Jakarta - Gerakan Angkatan Muda Kristen Indonesia (GAMKI) turut merespons banyaknya rangkaian tindakan intoleran yang belakangan terjadi di Eropa.
Beberapa tindak intoleran yang dimaksud, yakni penerbitan karikatur Nabi Muhammad oleh majalah Charlie Hebdo, pembunuhan terhadap guru sejarah Prancis, serangan di Gereja Notre-Dame Basillica, Nice, dan Prancis.
Pihak-pihak yang berkonflik dapat membangun dialog untuk mencari penyelesaian atas setiap perbedaan yang terjadi
Penembakan terhadap seorang pendeta di Lyon, Prancis, serangan di Wina, Austria, aksi Masjid Compiegne, Prancis Utara, dan pernyataan yang disampaikan oleh Presiden Prancis Emannuel Macron, serta beberapa pemimpin dunia lainnya.

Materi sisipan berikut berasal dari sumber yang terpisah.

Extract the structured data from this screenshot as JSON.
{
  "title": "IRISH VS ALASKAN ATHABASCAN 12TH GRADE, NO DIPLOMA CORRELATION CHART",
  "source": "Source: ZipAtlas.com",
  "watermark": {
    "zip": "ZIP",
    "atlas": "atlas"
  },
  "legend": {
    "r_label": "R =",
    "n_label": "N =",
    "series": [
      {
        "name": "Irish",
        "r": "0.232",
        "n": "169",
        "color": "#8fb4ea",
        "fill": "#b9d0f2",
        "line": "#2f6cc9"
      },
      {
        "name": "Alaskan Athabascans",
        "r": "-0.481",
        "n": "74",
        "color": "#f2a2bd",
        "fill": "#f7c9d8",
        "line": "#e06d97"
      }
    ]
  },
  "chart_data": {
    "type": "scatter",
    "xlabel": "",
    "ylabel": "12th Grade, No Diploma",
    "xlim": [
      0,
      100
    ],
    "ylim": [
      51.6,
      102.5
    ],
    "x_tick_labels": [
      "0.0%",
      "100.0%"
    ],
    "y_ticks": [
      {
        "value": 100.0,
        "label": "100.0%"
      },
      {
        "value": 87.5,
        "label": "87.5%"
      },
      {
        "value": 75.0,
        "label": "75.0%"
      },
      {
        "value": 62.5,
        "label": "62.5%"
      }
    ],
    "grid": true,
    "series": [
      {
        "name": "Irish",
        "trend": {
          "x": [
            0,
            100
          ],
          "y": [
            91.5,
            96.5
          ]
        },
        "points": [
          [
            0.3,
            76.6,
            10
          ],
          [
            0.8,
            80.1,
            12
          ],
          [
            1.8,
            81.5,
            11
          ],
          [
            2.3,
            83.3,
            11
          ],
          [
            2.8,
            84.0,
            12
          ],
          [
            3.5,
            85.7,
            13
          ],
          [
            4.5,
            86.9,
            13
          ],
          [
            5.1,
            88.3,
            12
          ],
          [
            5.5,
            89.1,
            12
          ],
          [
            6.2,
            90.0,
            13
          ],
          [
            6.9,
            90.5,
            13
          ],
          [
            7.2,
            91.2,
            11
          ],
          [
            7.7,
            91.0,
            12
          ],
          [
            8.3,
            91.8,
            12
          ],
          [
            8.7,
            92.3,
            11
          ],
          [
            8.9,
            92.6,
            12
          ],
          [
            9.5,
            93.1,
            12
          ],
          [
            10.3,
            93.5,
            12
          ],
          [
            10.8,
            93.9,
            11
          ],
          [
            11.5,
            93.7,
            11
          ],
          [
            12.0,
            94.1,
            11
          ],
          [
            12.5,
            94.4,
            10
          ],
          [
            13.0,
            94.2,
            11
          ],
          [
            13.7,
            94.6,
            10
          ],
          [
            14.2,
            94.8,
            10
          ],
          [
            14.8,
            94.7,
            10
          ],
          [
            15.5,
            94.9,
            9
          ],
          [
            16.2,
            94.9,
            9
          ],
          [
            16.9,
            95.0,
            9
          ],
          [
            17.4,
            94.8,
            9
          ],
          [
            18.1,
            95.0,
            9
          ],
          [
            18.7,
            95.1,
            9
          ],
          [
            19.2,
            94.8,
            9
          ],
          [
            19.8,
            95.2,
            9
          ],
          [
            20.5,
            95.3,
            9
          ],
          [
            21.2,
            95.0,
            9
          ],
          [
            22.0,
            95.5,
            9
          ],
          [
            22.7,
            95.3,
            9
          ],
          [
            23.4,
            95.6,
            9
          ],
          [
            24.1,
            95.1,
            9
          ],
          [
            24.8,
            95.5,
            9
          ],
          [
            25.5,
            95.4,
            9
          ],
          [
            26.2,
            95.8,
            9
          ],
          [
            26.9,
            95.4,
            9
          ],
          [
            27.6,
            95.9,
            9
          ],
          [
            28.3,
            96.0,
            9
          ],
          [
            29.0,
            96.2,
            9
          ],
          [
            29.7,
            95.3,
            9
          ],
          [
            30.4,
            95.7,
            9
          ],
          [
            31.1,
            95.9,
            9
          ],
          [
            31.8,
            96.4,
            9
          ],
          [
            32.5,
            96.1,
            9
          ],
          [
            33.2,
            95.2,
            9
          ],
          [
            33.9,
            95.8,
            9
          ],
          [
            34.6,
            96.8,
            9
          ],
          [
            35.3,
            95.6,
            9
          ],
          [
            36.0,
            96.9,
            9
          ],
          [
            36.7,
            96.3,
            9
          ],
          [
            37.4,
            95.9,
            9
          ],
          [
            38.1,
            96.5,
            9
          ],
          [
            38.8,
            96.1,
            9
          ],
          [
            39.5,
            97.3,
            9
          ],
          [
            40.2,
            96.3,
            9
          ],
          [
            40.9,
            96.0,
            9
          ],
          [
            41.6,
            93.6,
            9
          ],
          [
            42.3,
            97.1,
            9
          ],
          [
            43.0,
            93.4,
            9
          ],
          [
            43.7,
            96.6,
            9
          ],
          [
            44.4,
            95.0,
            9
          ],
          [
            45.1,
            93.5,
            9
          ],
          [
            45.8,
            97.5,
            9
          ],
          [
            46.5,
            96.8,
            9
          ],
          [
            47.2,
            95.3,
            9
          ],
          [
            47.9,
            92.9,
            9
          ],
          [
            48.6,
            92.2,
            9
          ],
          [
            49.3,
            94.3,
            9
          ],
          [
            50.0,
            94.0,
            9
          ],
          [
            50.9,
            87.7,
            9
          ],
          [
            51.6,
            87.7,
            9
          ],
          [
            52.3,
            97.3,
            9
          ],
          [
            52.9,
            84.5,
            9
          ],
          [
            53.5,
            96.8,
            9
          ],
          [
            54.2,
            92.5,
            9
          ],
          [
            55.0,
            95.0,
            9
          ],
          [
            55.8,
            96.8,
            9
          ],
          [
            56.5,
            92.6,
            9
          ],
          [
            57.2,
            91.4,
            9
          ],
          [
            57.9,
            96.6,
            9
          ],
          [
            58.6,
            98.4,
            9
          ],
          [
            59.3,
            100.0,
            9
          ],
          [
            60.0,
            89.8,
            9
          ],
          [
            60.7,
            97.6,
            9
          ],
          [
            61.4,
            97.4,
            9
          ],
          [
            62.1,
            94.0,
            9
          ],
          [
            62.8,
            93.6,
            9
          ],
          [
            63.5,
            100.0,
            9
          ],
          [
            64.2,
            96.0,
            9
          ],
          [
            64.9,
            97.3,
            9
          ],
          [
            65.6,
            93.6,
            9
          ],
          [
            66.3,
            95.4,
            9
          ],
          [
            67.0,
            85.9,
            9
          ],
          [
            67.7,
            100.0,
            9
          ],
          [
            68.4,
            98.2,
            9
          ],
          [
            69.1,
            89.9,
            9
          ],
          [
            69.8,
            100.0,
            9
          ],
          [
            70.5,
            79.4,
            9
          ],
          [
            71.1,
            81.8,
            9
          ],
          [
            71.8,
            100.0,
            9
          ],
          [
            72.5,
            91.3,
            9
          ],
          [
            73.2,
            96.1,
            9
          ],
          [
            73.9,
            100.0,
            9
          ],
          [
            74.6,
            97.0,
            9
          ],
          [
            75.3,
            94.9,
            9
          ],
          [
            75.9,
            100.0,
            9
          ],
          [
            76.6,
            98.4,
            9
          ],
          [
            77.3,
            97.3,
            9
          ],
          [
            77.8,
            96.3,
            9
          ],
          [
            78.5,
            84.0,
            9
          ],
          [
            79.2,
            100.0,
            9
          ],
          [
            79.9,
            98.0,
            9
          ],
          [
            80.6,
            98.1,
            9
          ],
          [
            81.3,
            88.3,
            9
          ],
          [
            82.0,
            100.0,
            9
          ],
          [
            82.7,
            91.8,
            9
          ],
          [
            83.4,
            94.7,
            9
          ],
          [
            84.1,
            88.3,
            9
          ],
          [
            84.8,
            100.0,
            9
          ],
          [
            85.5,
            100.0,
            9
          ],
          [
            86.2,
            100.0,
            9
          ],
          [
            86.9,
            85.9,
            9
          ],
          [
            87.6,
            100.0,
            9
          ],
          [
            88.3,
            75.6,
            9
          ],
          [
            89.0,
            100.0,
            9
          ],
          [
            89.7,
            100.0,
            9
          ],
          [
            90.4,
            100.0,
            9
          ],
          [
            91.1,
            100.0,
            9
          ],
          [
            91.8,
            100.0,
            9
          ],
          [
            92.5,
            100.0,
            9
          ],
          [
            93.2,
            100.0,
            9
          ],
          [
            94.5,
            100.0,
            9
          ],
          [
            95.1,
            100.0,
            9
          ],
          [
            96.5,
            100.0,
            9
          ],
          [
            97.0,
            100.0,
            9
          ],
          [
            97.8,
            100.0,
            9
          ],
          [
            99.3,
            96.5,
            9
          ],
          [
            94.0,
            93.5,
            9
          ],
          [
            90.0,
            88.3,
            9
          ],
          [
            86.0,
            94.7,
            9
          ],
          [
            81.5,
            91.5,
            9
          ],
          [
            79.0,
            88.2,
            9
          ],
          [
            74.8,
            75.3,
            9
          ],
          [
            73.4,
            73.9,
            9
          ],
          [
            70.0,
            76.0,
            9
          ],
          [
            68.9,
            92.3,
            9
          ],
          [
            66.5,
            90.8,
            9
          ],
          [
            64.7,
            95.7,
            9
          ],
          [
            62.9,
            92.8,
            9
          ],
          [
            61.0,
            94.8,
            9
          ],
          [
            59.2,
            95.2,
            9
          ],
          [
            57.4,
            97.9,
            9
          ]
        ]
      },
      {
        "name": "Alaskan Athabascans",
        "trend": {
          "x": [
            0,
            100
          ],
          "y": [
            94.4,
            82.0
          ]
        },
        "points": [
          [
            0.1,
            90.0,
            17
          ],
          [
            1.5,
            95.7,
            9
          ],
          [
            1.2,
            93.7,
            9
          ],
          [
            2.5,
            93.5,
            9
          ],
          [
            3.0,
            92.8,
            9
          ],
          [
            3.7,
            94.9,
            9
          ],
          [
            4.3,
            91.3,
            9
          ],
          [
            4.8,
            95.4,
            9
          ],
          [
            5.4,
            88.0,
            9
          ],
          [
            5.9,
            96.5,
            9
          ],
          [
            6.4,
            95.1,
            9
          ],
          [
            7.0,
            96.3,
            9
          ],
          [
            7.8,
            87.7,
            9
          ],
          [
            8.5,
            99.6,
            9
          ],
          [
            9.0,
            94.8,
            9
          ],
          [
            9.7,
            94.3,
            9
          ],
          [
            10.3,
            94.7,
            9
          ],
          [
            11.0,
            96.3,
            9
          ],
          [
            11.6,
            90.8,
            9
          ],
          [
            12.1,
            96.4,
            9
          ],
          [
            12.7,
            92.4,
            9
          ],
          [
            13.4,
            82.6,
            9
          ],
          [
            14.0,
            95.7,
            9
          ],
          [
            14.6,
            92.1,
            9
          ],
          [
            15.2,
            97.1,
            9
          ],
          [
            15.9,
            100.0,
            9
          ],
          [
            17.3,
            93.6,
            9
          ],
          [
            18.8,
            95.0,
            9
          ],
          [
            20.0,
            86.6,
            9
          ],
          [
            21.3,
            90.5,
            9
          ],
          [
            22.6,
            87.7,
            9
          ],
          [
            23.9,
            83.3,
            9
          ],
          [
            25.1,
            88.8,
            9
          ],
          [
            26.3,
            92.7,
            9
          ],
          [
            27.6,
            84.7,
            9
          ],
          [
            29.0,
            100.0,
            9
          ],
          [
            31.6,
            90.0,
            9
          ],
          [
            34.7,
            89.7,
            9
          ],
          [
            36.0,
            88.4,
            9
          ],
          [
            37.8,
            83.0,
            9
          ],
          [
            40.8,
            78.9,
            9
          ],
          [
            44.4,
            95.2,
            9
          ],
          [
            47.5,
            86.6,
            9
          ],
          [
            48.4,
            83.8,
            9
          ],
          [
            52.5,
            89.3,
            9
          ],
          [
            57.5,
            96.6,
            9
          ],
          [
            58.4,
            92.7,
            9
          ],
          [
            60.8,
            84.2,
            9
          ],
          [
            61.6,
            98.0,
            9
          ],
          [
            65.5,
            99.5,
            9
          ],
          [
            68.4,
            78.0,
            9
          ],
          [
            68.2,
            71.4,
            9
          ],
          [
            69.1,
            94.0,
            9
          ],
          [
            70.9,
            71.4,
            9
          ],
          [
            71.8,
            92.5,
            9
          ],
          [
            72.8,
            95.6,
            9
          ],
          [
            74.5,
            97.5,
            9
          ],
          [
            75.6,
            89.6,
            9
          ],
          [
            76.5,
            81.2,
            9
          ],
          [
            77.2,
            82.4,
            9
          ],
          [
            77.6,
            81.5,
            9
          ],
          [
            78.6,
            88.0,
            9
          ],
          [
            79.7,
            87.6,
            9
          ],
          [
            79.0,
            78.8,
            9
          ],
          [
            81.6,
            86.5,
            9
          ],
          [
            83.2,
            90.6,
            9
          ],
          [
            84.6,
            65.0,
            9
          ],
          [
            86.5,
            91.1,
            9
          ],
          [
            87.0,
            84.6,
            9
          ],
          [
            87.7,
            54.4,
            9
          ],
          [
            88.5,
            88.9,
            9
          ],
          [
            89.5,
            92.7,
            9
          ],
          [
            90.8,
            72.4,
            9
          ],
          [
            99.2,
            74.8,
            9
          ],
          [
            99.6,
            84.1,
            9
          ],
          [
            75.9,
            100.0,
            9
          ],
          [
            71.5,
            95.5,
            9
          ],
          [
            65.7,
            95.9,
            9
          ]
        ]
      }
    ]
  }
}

Melalui keterangan yang dikutip Tagar, GAMKI menyayangkan adanya penerbitan karikatur Nabi Muhammad oleh majalah Charlie Hebdo yang kemudian berlanjut dengan polemik serta timbulnya aksi dan reaksi yang terjadi beberapa minggu terakhir, bahkan menimbulkan korban jiwa dari orang-orang tidak bersalah.

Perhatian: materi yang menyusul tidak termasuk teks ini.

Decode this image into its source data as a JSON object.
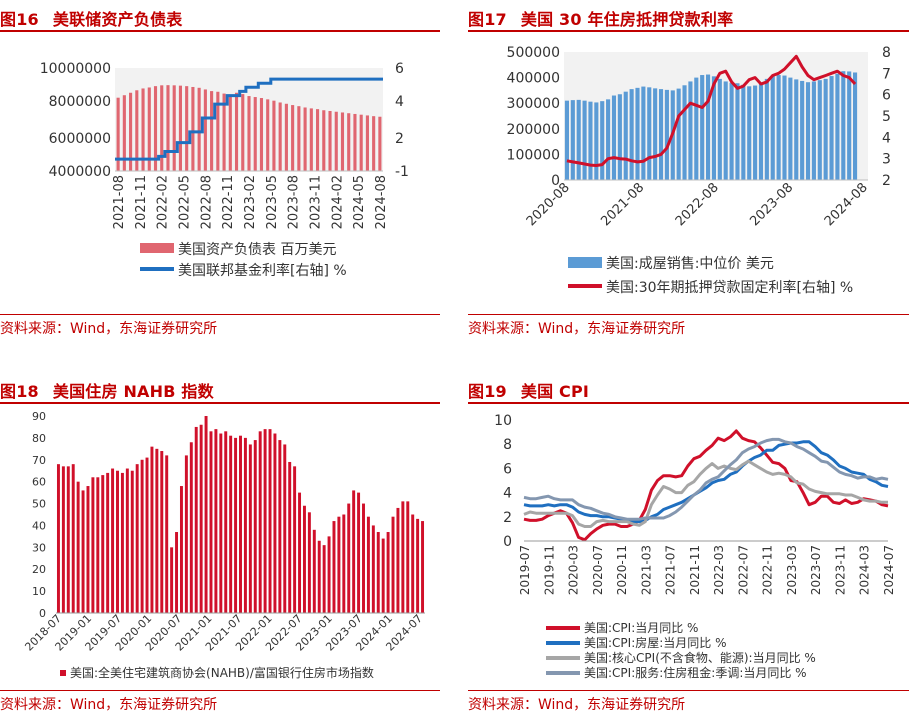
{
  "colors": {
    "title_red": "#c00000",
    "bar_red": "#e06670",
    "line_blue": "#1f6fc0",
    "bar_blue": "#5b9bd5",
    "line_red": "#d0102a",
    "gray": "#a6a6a6",
    "slate": "#8497b0",
    "ncp_bar": "#d0102a"
  },
  "panels": [
    {
      "fig": "图16",
      "title": "美联储资产负债表",
      "source": "资料来源：Wind，东海证券研究所"
    },
    {
      "fig": "图17",
      "title": "美国 30 年住房抵押贷款利率",
      "source": "资料来源：Wind，东海证券研究所"
    },
    {
      "fig": "图18",
      "title": "美国住房 NAHB 指数",
      "source": "资料来源：Wind，东海证券研究所"
    },
    {
      "fig": "图19",
      "title": "美国 CPI",
      "source": "资料来源：Wind，东海证券研究所"
    }
  ],
  "chart_data": [
    {
      "type": "bar",
      "title": "美联储资产负债表",
      "x_ticks": [
        "2021-08",
        "2021-11",
        "2022-02",
        "2022-05",
        "2022-08",
        "2022-11",
        "2023-02",
        "2023-05",
        "2023-08",
        "2023-11",
        "2024-02",
        "2024-05",
        "2024-08"
      ],
      "y_ticks": [
        "10000000",
        "8000000",
        "6000000",
        "4000000"
      ],
      "y2_ticks": [
        "6",
        "4",
        "2",
        "-1"
      ],
      "ylim": [
        4000000,
        10500000
      ],
      "y2lim": [
        -1,
        7
      ],
      "series": [
        {
          "name": "美国资产负债表 百万美元",
          "kind": "bar",
          "axis": "left",
          "values": [
            8200000,
            8350000,
            8500000,
            8650000,
            8760000,
            8820000,
            8900000,
            8950000,
            8960000,
            8950000,
            8930000,
            8900000,
            8850000,
            8800000,
            8700000,
            8600000,
            8560000,
            8450000,
            8380000,
            8500000,
            8420000,
            8300000,
            8240000,
            8180000,
            8100000,
            8020000,
            7920000,
            7850000,
            7780000,
            7720000,
            7650000,
            7600000,
            7560000,
            7500000,
            7460000,
            7420000,
            7380000,
            7340000,
            7300000,
            7260000,
            7220000,
            7180000,
            7150000
          ]
        },
        {
          "name": "美国联邦基金利率[右轴] %",
          "kind": "line",
          "axis": "right",
          "values": [
            0.08,
            0.08,
            0.08,
            0.08,
            0.08,
            0.08,
            0.08,
            0.33,
            0.77,
            0.77,
            1.58,
            1.58,
            2.33,
            2.33,
            3.08,
            3.08,
            3.83,
            3.83,
            4.33,
            4.33,
            4.58,
            4.83,
            4.83,
            5.08,
            5.08,
            5.33,
            5.33,
            5.33,
            5.33,
            5.33,
            5.33,
            5.33,
            5.33,
            5.33,
            5.33,
            5.33,
            5.33,
            5.33,
            5.33,
            5.33,
            5.33,
            5.33,
            5.33
          ]
        }
      ]
    },
    {
      "type": "bar",
      "title": "美国 30 年住房抵押贷款利率",
      "x_ticks": [
        "2020-08",
        "2021-08",
        "2022-08",
        "2023-08",
        "2024-08"
      ],
      "y_ticks": [
        "500000",
        "400000",
        "300000",
        "200000",
        "100000",
        "0"
      ],
      "y2_ticks": [
        "8",
        "7",
        "6",
        "5",
        "4",
        "3",
        "2"
      ],
      "ylim": [
        0,
        500000
      ],
      "y2lim": [
        2,
        8
      ],
      "series": [
        {
          "name": "美国:成屋销售:中位价 美元",
          "kind": "bar",
          "axis": "left",
          "values": [
            310000,
            312000,
            313000,
            310000,
            306000,
            303000,
            308000,
            315000,
            330000,
            335000,
            345000,
            355000,
            360000,
            365000,
            362000,
            358000,
            355000,
            352000,
            350000,
            357000,
            370000,
            385000,
            400000,
            410000,
            412000,
            405000,
            395000,
            385000,
            380000,
            378000,
            372000,
            366000,
            369000,
            380000,
            395000,
            405000,
            410000,
            408000,
            400000,
            393000,
            387000,
            382000,
            385000,
            390000,
            395000,
            406000,
            415000,
            425000,
            424000,
            420000
          ]
        },
        {
          "name": "美国:30年期抵押贷款固定利率[右轴] %",
          "kind": "line",
          "axis": "right",
          "values": [
            2.9,
            2.85,
            2.8,
            2.75,
            2.7,
            2.68,
            2.72,
            3.0,
            3.05,
            3.0,
            2.98,
            2.9,
            2.85,
            2.88,
            3.05,
            3.1,
            3.2,
            3.5,
            4.2,
            5.0,
            5.3,
            5.6,
            5.5,
            5.4,
            5.7,
            6.5,
            7.0,
            7.1,
            6.6,
            6.3,
            6.4,
            6.7,
            6.8,
            6.5,
            6.6,
            6.9,
            7.0,
            7.2,
            7.5,
            7.8,
            7.3,
            6.9,
            6.7,
            6.8,
            6.9,
            7.0,
            7.1,
            6.9,
            6.8,
            6.5
          ]
        }
      ]
    },
    {
      "type": "bar",
      "title": "美国住房 NAHB 指数",
      "x_ticks": [
        "2018-07",
        "2019-01",
        "2019-07",
        "2020-01",
        "2020-07",
        "2021-01",
        "2021-07",
        "2022-01",
        "2022-07",
        "2023-01",
        "2023-07",
        "2024-01",
        "2024-07"
      ],
      "y_ticks": [
        "90",
        "80",
        "70",
        "60",
        "50",
        "40",
        "30",
        "20",
        "10",
        "0"
      ],
      "ylim": [
        0,
        90
      ],
      "series": [
        {
          "name": "美国:全美住宅建筑商协会(NAHB)/富国银行住房市场指数",
          "kind": "bar",
          "values": [
            68,
            67,
            67,
            68,
            60,
            56,
            58,
            62,
            62,
            63,
            64,
            66,
            65,
            64,
            66,
            65,
            68,
            70,
            71,
            76,
            75,
            74,
            72,
            30,
            37,
            58,
            72,
            78,
            85,
            86,
            90,
            83,
            84,
            82,
            83,
            81,
            80,
            81,
            80,
            77,
            79,
            83,
            84,
            84,
            82,
            79,
            77,
            69,
            67,
            55,
            49,
            46,
            38,
            33,
            31,
            35,
            42,
            44,
            45,
            50,
            56,
            55,
            50,
            44,
            40,
            37,
            34,
            37,
            44,
            48,
            51,
            51,
            45,
            43,
            42
          ]
        }
      ]
    },
    {
      "type": "line",
      "title": "美国 CPI",
      "x_ticks": [
        "2019-07",
        "2019-11",
        "2020-03",
        "2020-07",
        "2020-11",
        "2021-03",
        "2021-07",
        "2021-11",
        "2022-03",
        "2022-07",
        "2022-11",
        "2023-03",
        "2023-07",
        "2023-11",
        "2024-03",
        "2024-07"
      ],
      "y_ticks": [
        "10",
        "8",
        "6",
        "4",
        "2",
        "0"
      ],
      "ylim": [
        0,
        10
      ],
      "series": [
        {
          "name": "美国:CPI:当月同比 %",
          "color": "#d0102a",
          "values": [
            1.8,
            1.7,
            1.7,
            1.8,
            2.1,
            2.3,
            2.5,
            2.3,
            1.5,
            0.3,
            0.1,
            0.6,
            1.0,
            1.3,
            1.4,
            1.4,
            1.2,
            1.2,
            1.4,
            1.7,
            2.6,
            4.2,
            5.0,
            5.4,
            5.4,
            5.3,
            5.4,
            6.2,
            6.8,
            7.0,
            7.5,
            7.9,
            8.5,
            8.3,
            8.6,
            9.1,
            8.5,
            8.3,
            8.2,
            7.7,
            7.1,
            6.5,
            6.4,
            6.0,
            5.0,
            4.9,
            4.0,
            3.0,
            3.2,
            3.7,
            3.7,
            3.2,
            3.1,
            3.4,
            3.1,
            3.2,
            3.5,
            3.4,
            3.3,
            3.0,
            2.9
          ]
        },
        {
          "name": "美国:CPI:房屋:当月同比 %",
          "color": "#1f6fc0",
          "values": [
            3.0,
            2.9,
            2.9,
            2.9,
            3.0,
            2.9,
            3.0,
            3.0,
            2.8,
            2.4,
            2.2,
            2.1,
            2.1,
            2.0,
            2.0,
            1.9,
            1.8,
            1.7,
            1.6,
            1.6,
            1.7,
            2.0,
            2.2,
            2.6,
            2.8,
            3.0,
            3.2,
            3.5,
            3.8,
            4.1,
            4.4,
            4.8,
            5.0,
            5.1,
            5.5,
            5.7,
            6.2,
            6.6,
            6.9,
            7.1,
            7.5,
            7.5,
            7.9,
            8.0,
            8.1,
            8.1,
            8.2,
            8.2,
            7.8,
            7.3,
            7.1,
            6.7,
            6.2,
            6.0,
            5.7,
            5.6,
            5.5,
            5.1,
            4.9,
            4.6,
            4.5
          ]
        },
        {
          "name": "美国:核心CPI(不含食物、能源):当月同比 %",
          "color": "#a6a6a6",
          "values": [
            2.2,
            2.4,
            2.3,
            2.3,
            2.3,
            2.3,
            2.3,
            2.3,
            2.1,
            1.4,
            1.2,
            1.2,
            1.6,
            1.7,
            1.6,
            1.6,
            1.6,
            1.6,
            1.4,
            1.3,
            1.6,
            3.0,
            3.8,
            4.5,
            4.3,
            4.0,
            4.0,
            4.6,
            4.9,
            5.5,
            6.0,
            6.4,
            6.0,
            6.2,
            6.0,
            5.9,
            6.3,
            6.6,
            6.3,
            6.0,
            5.7,
            5.5,
            5.6,
            5.5,
            5.3,
            4.8,
            4.7,
            4.3,
            4.1,
            4.0,
            3.9,
            3.9,
            3.9,
            3.8,
            3.8,
            3.6,
            3.4,
            3.3,
            3.3,
            3.2,
            3.2
          ]
        },
        {
          "name": "美国:CPI:服务:住房租金:季调:当月同比 %",
          "color": "#8497b0",
          "values": [
            3.6,
            3.5,
            3.5,
            3.6,
            3.7,
            3.5,
            3.4,
            3.4,
            3.4,
            3.0,
            2.8,
            2.7,
            2.5,
            2.3,
            2.2,
            2.0,
            1.9,
            1.8,
            1.8,
            1.8,
            1.9,
            1.9,
            1.9,
            1.9,
            2.1,
            2.4,
            2.8,
            3.3,
            3.8,
            4.2,
            4.8,
            5.1,
            5.3,
            5.8,
            6.3,
            6.7,
            7.3,
            7.6,
            7.8,
            8.1,
            8.3,
            8.4,
            8.4,
            8.2,
            8.1,
            7.8,
            7.6,
            7.3,
            7.0,
            6.6,
            6.5,
            6.1,
            5.7,
            5.5,
            5.4,
            5.2,
            5.3,
            5.3,
            5.1,
            5.2,
            5.1
          ]
        }
      ]
    }
  ]
}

Ketua DPP GAMKI Bidang Diplomasi dan Kerjasama Internasional, Ruben Frangky Oratmangun mengatakan bahwa Charlie Hebdo adalah majalah satir mingguan Prancis berhaluan kiri.
Dia menilai majalah itu selama ini telah sering mengkritik apapun yang berhaluan kanan, termasuk soal politik, budaya, dan beberapa agama meliputi Katolik, Protestan, Islam, dan Yahudi.
"Kami dari GAMKI merasa penting untuk menginformasikan, bahwa majalah Charlie Hebdo ini tidak hanya membuat karikatur provokatif tentang Nabi Muhammad, tapi juga sebelumnya pernah memuat lelucon satir tentang Paus yang merupakan pemimpin tertinggi umat Katolik, juga karikatur provokatif tentang Tuhan Yesus," kata Ruben, Minggu, 8 November 2020.
"Majalah tersebut selama ini telah banyak menuai kontroversi, bahkan menampilkan laporan jurnalistik dengan nada provokatif, serta menampilkan karikatur, laporan, polemik, dan lelucon satir," ucapnya menambahkan.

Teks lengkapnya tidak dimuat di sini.